To select m and n, Increasing n will give you fewer collisions, but under the constraints of this problem you need an address space of 39+ bits to have no collisions, so purely trying to reduce collisions is not a good strategy.

The graph above is what I used to set constraints. We want m+n to be such that there are no false positives, and n is as high as possible to reduce the number of trickles we have to handle. This gives n = 20 and m = 32 as reasonable constraints. m has to be a multiple of 8 so comparision is word-based.

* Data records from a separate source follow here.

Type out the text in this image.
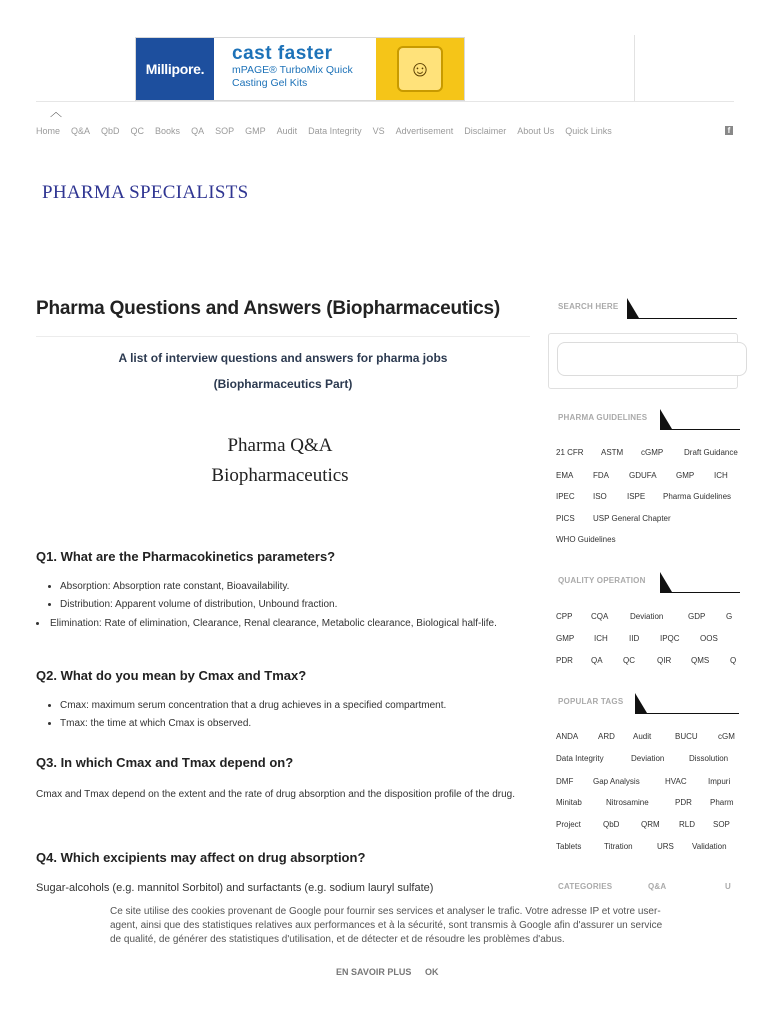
Millipore.
cast faster
mPAGE® TurboMix Quick
Casting Gel Kits
☺
︿
Home Q&A QbD QC Books QA SOP GMP Audit Data Integrity VS Advertisement Disclaimer About Us Quick Links	f
PHARMA SPECIALISTS
Pharma Questions and Answers (Biopharmaceutics)
A list of interview questions and answers for pharma jobs
(Biopharmaceutics Part)
Pharma Q&A
Biopharmaceutics
Q1. What are the Pharmacokinetics parameters?
• Absorption: Absorption rate constant, Bioavailability.
• Distribution: Apparent volume of distribution, Unbound fraction.
• Elimination: Rate of elimination, Clearance, Renal clearance, Metabolic clearance, Biological half-life.
Q2. What do you mean by Cmax and Tmax?
• Cmax: maximum serum concentration that a drug achieves in a specified compartment.
• Tmax: the time at which Cmax is observed.
Q3. In which Cmax and Tmax depend on?
Cmax and Tmax depend on the extent and the rate of drug absorption and the disposition profile of the drug.
Q4. Which excipients may affect on drug absorption?
Sugar-alcohols (e.g. mannitol Sorbitol) and surfactants (e.g. sodium lauryl sulfate)
SEARCH HERE
PHARMA GUIDELINES
21 CFR ASTM cGMP	Draft Guidance
EMA FDA	GDUFA GMP ICH
IPEC ISO	ISPE Pharma Guidelines
PICS USP General Chapter
WHO Guidelines
QUALITY OPERATION
CPP CQA	Deviation	GDP	G
GMP ICH	IID	IPQC	OOS
PDR QA	QC	QIR QMS	Q
POPULAR TAGS
ANDA ARD Audit	BUCU	cGM
Data Integrity	Deviation	Dissolution
DMF Gap Analysis	HVAC	Impuri
Minitab	Nitrosamine	PDR Pharm
Project	QbD	QRM RLD SOP
Tablets	Titration	URS Validation
CATEGORIES	Q&A	U
Ce site utilise des cookies provenant de Google pour fournir ses services et analyser le trafic. Votre adresse IP et votre user-agent, ainsi que des statistiques relatives aux performances et à la sécurité, sont transmis à Google afin d'assurer un service de qualité, de générer des statistiques d'utilisation, et de détecter et de résoudre les problèmes d'abus.
EN SAVOIR PLUS OK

I’ve tried quite a few other data structures (swiss tables, cuckoo filters) and probing techniques (linear, quadratic, robin hood) but this structure wins against them. Most of my testing was on a prior solution that found all the duplicates in one pass instead of partitioning by length though, so there’s a chance another data structure wins on the smaller amount of data we need to process when bucketed by length. Considering I’m not first, I’d say this is true.

Thoughts

This is a really good problem because there’s a lot of other problems that can come out of it, combined with not many resources being available online and a sparse leaderboard. Zielaj recently went under a 100k, and there’s still edge to be found in the parallel formulation. It was also a fun problem to hunt down the generator’s formulation, maybe more than I had solving the problem itself.

I think there are some fancy 80/20 tricks that can come out of the generator’s structure, such as precomputing a faster duplicate check filter after processing the first 2M elements and using that on the following 28M elements to speed up checks.